Chez Dario Argento le meurtre est élevé au rang d'art parce qu'il n'est justement soumis à aucun critère moral : il est un moment purement esthétique. Dans le cas de Profundo Rosso (1975), de Suspiria (1977) et de Tenebrae (1983) (ce dernier étant l'excroissance paroxysmique du cinéma d'Argento), les films sont entièrement construits autour des monstrueuses scènes de meurtres, à tel point que, celles-ci constituent en elles-mêmes des petits films totalement indépendants. Le film et sa narration en deviennent presque anecdotiques, d'un point de vue formel, si on le compare aux mises en scène proprement hallucinantes des meurtres : l'intrigue générale est un prétexte aux meurtres. Le cinéma d'horreur est donc un cinéma d'images pures, de mise en scène ; d'une certaine manière il est ce qu'est la quintessence du cinéma c'est-à-dire une histoire racontée par des images en mouvement : c'est L'arrivée du train en gare de la Ciotat des Frères Lumières qui suscita la terreur pure, une image en mouvement qu'on eût cru être la réalité. Nul besoin de dialogues à rallonge, tout peut être dit par les images et la mise en scène.

 

    On pourrait également, cher lecteur, reprocher au cinéma d'horreur son manque d'originalité scénaristique et sa propension à pomper jusqu'à la moelle des codes galvaudés, de céder à la facilité de la redite, de la suite, du remake. Mais, sans dire bien sûr que le cinéma d'horreur ne compte que des chefs-d'œuvre dans ses rangs, loin de là, la redite et la suite sont dans l'essence même de l'horreur. Parce qu'il s'agit d'un genre, et d'un ensemble de sous-genres (slasher, survival,...) ultra codés, l'horreur fonctionne nécessairement sur la redite, la réutilisation quasi-systématique de situations, l'objectif étant de transcender ses codes (tout comme le fantastique d'ailleurs et l'ensemble du cinéma de genre).

 

Prenons l'exemple simple du survival (l’œuvre matricielle du genre étant le génial Délivrance de John Boorman en 1972), qui narre les péripéties de citadins, bloqués dans des contrées totalement inhospitalières, et aux prises avec des rednecks psychopathes ou des créatures vicieuses bien décidés à leur faire vivre un calvaire. Le héros va devoir retourner à l'état de nature (pour utiliser une terminologie hobbesienne2), puiser en lui une force animale voire bestiale, pour survivre et vaincre la menace.
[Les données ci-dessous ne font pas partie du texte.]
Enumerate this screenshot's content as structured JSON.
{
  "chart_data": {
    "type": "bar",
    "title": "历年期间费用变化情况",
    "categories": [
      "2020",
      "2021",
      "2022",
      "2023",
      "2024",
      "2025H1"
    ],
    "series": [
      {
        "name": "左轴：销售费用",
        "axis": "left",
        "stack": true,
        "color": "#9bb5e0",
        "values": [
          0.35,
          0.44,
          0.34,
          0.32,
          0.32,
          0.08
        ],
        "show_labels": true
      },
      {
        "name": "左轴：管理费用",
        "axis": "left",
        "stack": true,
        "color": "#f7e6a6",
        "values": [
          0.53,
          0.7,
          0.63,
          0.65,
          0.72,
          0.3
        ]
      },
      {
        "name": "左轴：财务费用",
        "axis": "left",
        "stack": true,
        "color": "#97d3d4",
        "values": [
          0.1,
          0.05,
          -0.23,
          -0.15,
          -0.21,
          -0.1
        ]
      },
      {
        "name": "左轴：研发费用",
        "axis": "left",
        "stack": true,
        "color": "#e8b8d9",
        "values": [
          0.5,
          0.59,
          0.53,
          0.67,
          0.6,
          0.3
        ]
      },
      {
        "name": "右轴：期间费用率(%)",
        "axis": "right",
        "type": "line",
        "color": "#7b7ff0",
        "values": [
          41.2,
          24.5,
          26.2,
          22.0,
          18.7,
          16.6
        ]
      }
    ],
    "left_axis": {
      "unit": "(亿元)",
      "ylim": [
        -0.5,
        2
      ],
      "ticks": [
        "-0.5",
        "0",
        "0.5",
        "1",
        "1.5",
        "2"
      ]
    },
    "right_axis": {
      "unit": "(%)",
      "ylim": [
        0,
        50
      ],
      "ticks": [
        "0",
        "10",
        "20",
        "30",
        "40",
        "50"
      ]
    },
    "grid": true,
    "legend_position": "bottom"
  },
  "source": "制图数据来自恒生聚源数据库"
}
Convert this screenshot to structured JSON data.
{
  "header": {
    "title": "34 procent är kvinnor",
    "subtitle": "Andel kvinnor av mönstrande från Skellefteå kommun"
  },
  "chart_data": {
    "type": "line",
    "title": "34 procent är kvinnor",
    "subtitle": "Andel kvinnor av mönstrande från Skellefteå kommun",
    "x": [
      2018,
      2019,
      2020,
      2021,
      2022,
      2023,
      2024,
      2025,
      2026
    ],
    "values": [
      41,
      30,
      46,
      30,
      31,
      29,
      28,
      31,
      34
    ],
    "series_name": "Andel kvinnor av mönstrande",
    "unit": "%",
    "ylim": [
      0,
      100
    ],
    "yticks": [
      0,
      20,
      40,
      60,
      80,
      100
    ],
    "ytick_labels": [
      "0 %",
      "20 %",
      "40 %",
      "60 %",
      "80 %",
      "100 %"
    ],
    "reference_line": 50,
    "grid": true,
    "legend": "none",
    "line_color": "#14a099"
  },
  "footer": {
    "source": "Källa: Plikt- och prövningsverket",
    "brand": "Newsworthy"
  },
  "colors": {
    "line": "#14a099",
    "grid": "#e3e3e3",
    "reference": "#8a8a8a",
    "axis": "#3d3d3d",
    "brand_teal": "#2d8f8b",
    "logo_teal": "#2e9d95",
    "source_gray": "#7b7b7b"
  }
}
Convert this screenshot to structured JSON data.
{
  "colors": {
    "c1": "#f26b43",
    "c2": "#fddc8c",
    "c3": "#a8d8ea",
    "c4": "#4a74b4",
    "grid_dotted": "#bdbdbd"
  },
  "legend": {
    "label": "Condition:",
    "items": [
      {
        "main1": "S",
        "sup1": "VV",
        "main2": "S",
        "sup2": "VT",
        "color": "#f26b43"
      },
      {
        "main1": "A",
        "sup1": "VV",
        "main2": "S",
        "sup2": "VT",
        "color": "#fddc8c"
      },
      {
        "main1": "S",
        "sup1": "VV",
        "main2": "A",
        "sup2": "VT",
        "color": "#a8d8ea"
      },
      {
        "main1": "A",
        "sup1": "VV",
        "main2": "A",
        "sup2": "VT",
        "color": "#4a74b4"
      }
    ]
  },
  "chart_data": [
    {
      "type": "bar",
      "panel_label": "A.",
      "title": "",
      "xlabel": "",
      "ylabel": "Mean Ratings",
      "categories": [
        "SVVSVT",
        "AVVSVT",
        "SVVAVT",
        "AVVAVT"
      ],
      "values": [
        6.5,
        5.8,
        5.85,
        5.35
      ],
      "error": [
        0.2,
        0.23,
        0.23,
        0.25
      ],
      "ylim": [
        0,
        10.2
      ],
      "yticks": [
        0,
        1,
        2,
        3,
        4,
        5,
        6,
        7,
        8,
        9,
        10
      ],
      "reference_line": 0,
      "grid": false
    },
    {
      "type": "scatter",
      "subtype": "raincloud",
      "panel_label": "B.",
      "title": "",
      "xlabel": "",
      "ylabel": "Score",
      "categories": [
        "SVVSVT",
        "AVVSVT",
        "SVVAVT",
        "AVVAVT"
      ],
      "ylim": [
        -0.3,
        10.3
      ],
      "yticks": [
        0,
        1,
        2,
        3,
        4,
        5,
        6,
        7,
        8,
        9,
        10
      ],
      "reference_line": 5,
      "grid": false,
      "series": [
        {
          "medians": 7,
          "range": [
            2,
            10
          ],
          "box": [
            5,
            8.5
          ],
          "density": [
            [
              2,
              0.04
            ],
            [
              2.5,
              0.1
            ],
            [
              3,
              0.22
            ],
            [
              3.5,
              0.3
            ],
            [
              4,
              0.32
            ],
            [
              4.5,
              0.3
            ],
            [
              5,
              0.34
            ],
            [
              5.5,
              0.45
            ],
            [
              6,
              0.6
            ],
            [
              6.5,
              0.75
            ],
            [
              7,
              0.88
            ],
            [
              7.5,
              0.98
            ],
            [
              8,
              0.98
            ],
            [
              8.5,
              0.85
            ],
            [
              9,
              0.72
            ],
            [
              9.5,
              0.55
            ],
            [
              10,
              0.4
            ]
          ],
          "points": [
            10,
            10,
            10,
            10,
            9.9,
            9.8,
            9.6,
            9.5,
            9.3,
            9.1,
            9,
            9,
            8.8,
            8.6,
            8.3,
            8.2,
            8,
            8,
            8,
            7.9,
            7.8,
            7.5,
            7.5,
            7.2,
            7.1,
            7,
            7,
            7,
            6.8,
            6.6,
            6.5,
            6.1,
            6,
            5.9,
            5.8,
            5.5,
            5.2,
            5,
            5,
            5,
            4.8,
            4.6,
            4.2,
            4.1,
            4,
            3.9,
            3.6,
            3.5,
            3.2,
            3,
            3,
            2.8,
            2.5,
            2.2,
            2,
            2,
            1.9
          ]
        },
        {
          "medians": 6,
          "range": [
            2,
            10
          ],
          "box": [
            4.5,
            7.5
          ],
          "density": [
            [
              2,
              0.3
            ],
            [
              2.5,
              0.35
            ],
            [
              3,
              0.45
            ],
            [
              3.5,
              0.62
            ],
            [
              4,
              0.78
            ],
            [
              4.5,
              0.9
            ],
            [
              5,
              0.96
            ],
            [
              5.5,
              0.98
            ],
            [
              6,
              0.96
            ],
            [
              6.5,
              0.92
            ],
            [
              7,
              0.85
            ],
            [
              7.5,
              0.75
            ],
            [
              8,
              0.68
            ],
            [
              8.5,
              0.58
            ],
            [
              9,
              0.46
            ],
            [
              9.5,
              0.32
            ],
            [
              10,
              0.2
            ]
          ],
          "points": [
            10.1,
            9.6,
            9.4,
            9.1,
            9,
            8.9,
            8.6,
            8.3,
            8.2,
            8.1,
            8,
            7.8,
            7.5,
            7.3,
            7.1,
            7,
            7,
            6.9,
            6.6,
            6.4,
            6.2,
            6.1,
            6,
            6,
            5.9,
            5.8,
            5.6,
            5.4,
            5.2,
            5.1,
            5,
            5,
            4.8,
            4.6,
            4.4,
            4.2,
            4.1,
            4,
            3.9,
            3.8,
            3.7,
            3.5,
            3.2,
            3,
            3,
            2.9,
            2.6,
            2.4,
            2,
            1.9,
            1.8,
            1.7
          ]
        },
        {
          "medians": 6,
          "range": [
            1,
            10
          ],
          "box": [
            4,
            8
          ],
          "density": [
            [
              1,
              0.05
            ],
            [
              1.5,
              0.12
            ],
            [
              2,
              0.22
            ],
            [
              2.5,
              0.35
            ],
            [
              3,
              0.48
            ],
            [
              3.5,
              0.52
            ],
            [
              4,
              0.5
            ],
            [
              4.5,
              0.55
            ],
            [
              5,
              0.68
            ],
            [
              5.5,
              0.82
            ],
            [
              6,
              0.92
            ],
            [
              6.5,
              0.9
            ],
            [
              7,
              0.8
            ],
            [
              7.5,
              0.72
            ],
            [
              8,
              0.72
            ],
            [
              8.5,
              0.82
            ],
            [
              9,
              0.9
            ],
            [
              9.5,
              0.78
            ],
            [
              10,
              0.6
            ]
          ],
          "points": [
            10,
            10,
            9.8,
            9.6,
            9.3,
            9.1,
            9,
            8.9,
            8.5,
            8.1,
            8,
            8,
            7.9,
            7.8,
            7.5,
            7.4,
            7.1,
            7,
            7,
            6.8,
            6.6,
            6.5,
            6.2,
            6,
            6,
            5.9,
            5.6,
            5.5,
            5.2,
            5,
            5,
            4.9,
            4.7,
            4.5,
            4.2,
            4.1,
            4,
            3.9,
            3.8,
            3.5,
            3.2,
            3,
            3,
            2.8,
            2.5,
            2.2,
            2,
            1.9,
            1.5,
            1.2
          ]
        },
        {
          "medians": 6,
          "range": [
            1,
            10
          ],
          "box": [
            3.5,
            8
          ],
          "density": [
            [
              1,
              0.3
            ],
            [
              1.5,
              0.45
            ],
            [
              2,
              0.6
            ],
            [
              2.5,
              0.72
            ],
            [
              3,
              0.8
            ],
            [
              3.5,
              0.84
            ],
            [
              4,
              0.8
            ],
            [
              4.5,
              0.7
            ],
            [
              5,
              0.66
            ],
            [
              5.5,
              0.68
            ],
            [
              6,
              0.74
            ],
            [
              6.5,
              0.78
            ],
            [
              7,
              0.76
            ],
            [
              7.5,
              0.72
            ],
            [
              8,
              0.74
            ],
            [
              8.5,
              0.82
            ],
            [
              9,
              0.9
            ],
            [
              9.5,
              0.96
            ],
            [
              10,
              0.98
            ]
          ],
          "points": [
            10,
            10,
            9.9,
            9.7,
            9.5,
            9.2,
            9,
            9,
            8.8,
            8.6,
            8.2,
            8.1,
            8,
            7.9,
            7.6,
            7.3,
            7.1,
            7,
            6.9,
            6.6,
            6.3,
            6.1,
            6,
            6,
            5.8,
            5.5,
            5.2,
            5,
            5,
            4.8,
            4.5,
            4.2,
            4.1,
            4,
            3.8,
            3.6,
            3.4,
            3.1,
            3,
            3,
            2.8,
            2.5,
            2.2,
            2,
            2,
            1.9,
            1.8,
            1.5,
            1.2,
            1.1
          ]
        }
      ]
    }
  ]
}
On pourrait ainsi résumer un grand nombre survivals de Texas Chainsaw Massacre de Tobe Hooper (1973), à Wrong Turn de Rob Schmitt (2001), en passant par le Prédator de John McTiernan (1986).

 

Un autre exemple : le film de zombie dont les codes ont été fixés par Georges Romero avec The Night of The Living-Dead en 1969 : le monde est envahi par les morts qui dévorent les vivants ; un groupe de survivants se barricade dans un bâtiment et tente de survivre. Nous avons à faire à des scénarii types. Mais, ce qui importe dans le cinéma d'horreur, ce n'est pas de savoir ce qui va se passer, mais comment cela va se passer.

 

Dans un slasher, l'initié sait que la moitié, voire les trois quart du casting, vont y passer, l'originalité et le suspense consistent dans la manière dont chacun va se faire occire. Prenons l'exemple d'une petite série B eighties, Intruder de Scott Spiegel, qui raconte tout simplement la dernière nuit sanglante que va passer le personnel d'une grande surface la veille de son licenciement ; dans les couloirs sévit un tueur particulièrement sadique prêt à leur faire vivre un véritable cauchemar : crochet de boucher dans la tête, tête broyée sous une presse hydraulique, ou coupée en deux par une trancheuse à jambon... Comme chez Argento, c'est le suspense qui précède les meurtres et les meurtres en tant que tels qui font le film. Le respect des codes du genre, si l'on a à faire à une œuvre qui se veut classique, respectueuse, référentielle crée l'intérêt de l'adepte ; la transgression voire la transcendance de ces codes et la mise en scène font l'originalité.

 

    Pour terminer, et comme le souligne Éric Dufour, le cinéma d'horreur n'a pas de fin : il n'a ni terme, ni but. Le croque-mitaine qu'on croyait mort disparaît lorsque les premières notes du générique retentissent prêt à perpétrer de nouveaux méfaits sanglants. Il n'y a jamais de résolution et le film ne tend vers aucun but. La situation initiale est quasi la même que la situation finale. Le cinéma d'horreur refuse la téléologie : ainsi les rescapés du centre commercial de Zombie fuient mais l'armée des morts ne cesse pas sa marche, l'invasion continue. Enfermé dans un hôpital psychiatrique, Norman Bates sourit aux spectateurs, les traits cadavériques de sa mère apparaissent : elle/il reviendra... La peur ne cesse pas, bien au contraire, elle est en devenir. La peur est toujours la peur de quelque chose qui va m'arriver comme le pose Wittgenstein et non de quelque chose qui m'arrive. C'est lorsque l'objet de la peur apparaît, s'actualise, qu'il cesse de faire peur ; c'est l'objet de la peur en puissance qui suscite la peur. En d'autres termes l'appréhension est la somme de toutes les peurs. Wittgenstein dans ses investigations philosophiques écrit :

 

''476 – Il y a lieu de distinguer entre l'objet de la crainte et les causes de la crainte.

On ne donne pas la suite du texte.